Osmanlı hükümeti ile Avrupa ülkeleri arasında aracılık görevi üstlenecek bir devlet bankasına ihtiyaç duyuluyordu. 1856 yılında İngiltere kralının bir fermanı ile İngiliz sermayeli Osmanlı Bankası “Ottoman Bank” kuruldu. Merkezi Londra’daydı. Osmanlı Bankasının faaliyetleri küçük miktarlarda kredi vermek, hükümete avans vermek ve bazı hazine bonolarını iskonto etmekle sınırlıydı.
Osmanlı Bankası 1863’te önce kendini feshetti. Daha sonra Bank-ı Osmanii Şahane adını alarak ve İngiliz ve Fransız ortaklığı şeklinde yeniden örgütlenerek bir devlet bankası niteliğini kazandı. Banknot basma imtiyazı ve tekeli otuz yıl süreyle Bank-ı Osmanii Şahane’ye verildi. Osmanlı hükümeti bu süre zarfında banknot çıkarmamayı ve bu imtiyazı başka bir kuruluşa vermemeyi kabul ediyordu. Osmanlı hükümeti Bankanın karına iştirak edemeyecekti. Banka kasasında bulunduracağı altının üç katı kadar banknot basabilecekti. Bank-ı Osmanii Şahane banknot basma imtiyazı ve tekelini elinde bulunduruyordu. Banka devletin haznedarlığını yapacak, devlet gelirlerini tahsil edecek, Hazine’nin ödemelerini yerine getirecek, hazine bonolarını iskonto edecek, iç ve dış borçlara ilişkin faiz ve anapara ödemelerini yapacaktı.

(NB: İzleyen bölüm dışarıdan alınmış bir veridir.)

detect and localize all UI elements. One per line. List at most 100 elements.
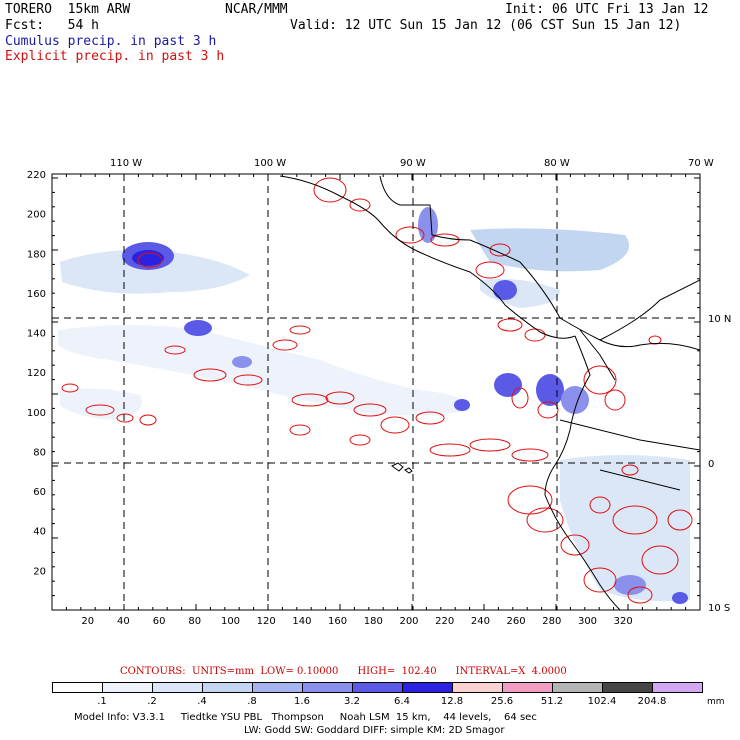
legend-swatch	[652, 682, 703, 693]
axis-ticks	[51, 174, 701, 611]
legend-swatch	[602, 682, 653, 693]
cumulus-label: Cumulus precip. in past 3 h	[5, 34, 217, 49]
organization: NCAR/MMM	[225, 2, 288, 17]
x-tick-label: 100	[221, 616, 240, 627]
forecast-hour: Fcst: 54 h	[5, 18, 99, 33]
legend-swatch	[152, 682, 203, 693]
cumulus-field-itcz	[58, 325, 470, 416]
contour-info: CONTOURS: UNITS=mm LOW= 0.10000 HIGH= 10…	[120, 666, 567, 677]
lon-label-110w: 110 W	[110, 158, 142, 169]
legend-swatch	[552, 682, 603, 693]
valid-time: Valid: 12 UTC Sun 15 Jan 12 (06 CST Sun …	[290, 18, 682, 33]
cumulus-field-southwest	[60, 388, 142, 420]
cumulus-core	[184, 320, 212, 336]
x-tick-label: 260	[507, 616, 526, 627]
coastlines	[279, 175, 700, 610]
y-tick-label: 60	[33, 487, 46, 498]
legend-unit: mm	[707, 697, 725, 707]
legend-label: 102.4	[587, 696, 617, 707]
cumulus-core	[493, 280, 517, 300]
legend-swatch	[452, 682, 503, 693]
x-tick-label: 40	[117, 616, 130, 627]
x-tick-label: 320	[614, 616, 633, 627]
lat-label-0: 0	[708, 459, 714, 470]
lat-label-10s: 10 S	[708, 603, 730, 614]
y-tick-label: 120	[27, 368, 46, 379]
legend-label: 25.6	[490, 696, 514, 707]
cumulus-field-central	[480, 278, 560, 308]
cumulus-core	[614, 575, 646, 595]
cumulus-core	[672, 592, 688, 604]
cumulus-field-caribbean	[470, 228, 630, 272]
y-tick-label: 180	[27, 249, 46, 260]
legend-swatch	[252, 682, 303, 693]
galapagos	[391, 462, 413, 474]
y-tick-label: 160	[27, 289, 46, 300]
x-tick-label: 120	[257, 616, 276, 627]
lat-label-10n: 10 N	[708, 314, 731, 325]
y-tick-label: 80	[33, 447, 46, 458]
lon-label-90w: 90 W	[400, 158, 426, 169]
cumulus-core	[494, 373, 522, 397]
cumulus-core	[418, 207, 438, 243]
cumulus-core	[454, 399, 470, 411]
coastline-gulf	[379, 175, 521, 263]
legend-label: 3.2	[344, 696, 360, 707]
x-tick-label: 240	[471, 616, 490, 627]
graticule	[52, 174, 700, 610]
legend-swatch	[352, 682, 403, 693]
legend-label: 51.2	[540, 696, 564, 707]
cumulus-core	[232, 356, 252, 368]
country-borders	[559, 329, 700, 491]
legend-label: .2	[147, 696, 157, 707]
x-tick-label: 80	[188, 616, 201, 627]
legend-label: .1	[97, 696, 107, 707]
model-title: TORERO 15km ARW	[5, 2, 131, 17]
legend-label: 12.8	[440, 696, 464, 707]
y-tick-label: 20	[33, 566, 46, 577]
legend-label: .8	[247, 696, 257, 707]
y-tick-label: 220	[27, 170, 46, 181]
coastline-south-america-north	[599, 339, 700, 351]
legend-label: 1.6	[294, 696, 310, 707]
coastline-south-america-west	[544, 335, 621, 610]
x-tick-label: 300	[578, 616, 597, 627]
x-tick-label: 140	[292, 616, 311, 627]
x-tick-label: 60	[153, 616, 166, 627]
legend-swatch	[52, 682, 103, 693]
x-tick-label: 280	[542, 616, 561, 627]
x-tick-label: 200	[399, 616, 418, 627]
cumulus-core	[561, 386, 589, 414]
init-time: Init: 06 UTC Fri 13 Jan 12	[505, 2, 709, 17]
x-tick-labels: 20 40 60 80 100 120 140 160 180 200 220 240 260 280 30…	[81, 616, 632, 627]
y-tick-label: 40	[33, 527, 46, 538]
y-tick-label: 140	[27, 329, 46, 340]
legend-swatch	[302, 682, 353, 693]
lon-label-70w: 70 W	[688, 158, 714, 169]
legend-swatch	[502, 682, 553, 693]
map-frame	[51, 173, 701, 611]
legend-label: 6.4	[394, 696, 410, 707]
cumulus-core	[132, 250, 164, 266]
coastline-mexico-central-america	[279, 175, 576, 339]
physics-info: LW: Godd SW: Goddard DIFF: simple KM: 2D…	[244, 725, 505, 736]
explicit-label: Explicit precip. in past 3 h	[5, 49, 225, 64]
y-tick-label: 100	[27, 408, 46, 419]
y-tick-label: 200	[27, 210, 46, 221]
legend-label: .4	[197, 696, 207, 707]
cumulus-shading	[58, 207, 690, 604]
legend-label: 204.8	[637, 696, 667, 707]
cumulus-core	[536, 374, 564, 406]
lon-label-100w: 100 W	[254, 158, 286, 169]
model-info: Model Info: V3.3.1 Tiedtke YSU PBL Thomp…	[74, 712, 537, 723]
x-tick-label: 20	[81, 616, 94, 627]
x-tick-label: 180	[364, 616, 383, 627]
legend-swatch	[102, 682, 153, 693]
y-tick-labels: 20 40 60 80 100 120 140 160 180 200 220	[27, 170, 46, 577]
cumulus-field-west	[60, 249, 250, 294]
legend-swatch	[402, 682, 453, 693]
x-tick-label: 220	[435, 616, 454, 627]
cumulus-field-andes	[560, 455, 690, 602]
legend-swatch	[202, 682, 253, 693]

1879 yılında iki metalli para sistemi terkedildi ve tek metalli para sistemi yürürlüğe girdi. 100 kuruş değerindeki Osmanlı altını yeni para birimi olacaktı.
Tevhid-i Meskukat Kanunu uyarınca 1916 yılında yeni bir para reformu yürürlüğe girdi. Reform altına dayalı tek metalli para sistemi öngörüyordu. Para birimi “kuruş” oldu. 1 lira 100 kuruşa eşitlendi.
Türkiye’de bir ulusal merkez bankası kurulmasının fikri temelleri İttihat ve Terakki zamanında atılmıştır. Bu dönemde kurulan “İtibar-ı Milli Bankası” ileride Osmanlı Bankası’nın yerini alacak bir devlet bankası namzeti olarak görülüyordu. Ulusal bir merkez bankası oluşturulması hareketi Cumhuriyetin ilk yıllarında yeni bir evreye girdi.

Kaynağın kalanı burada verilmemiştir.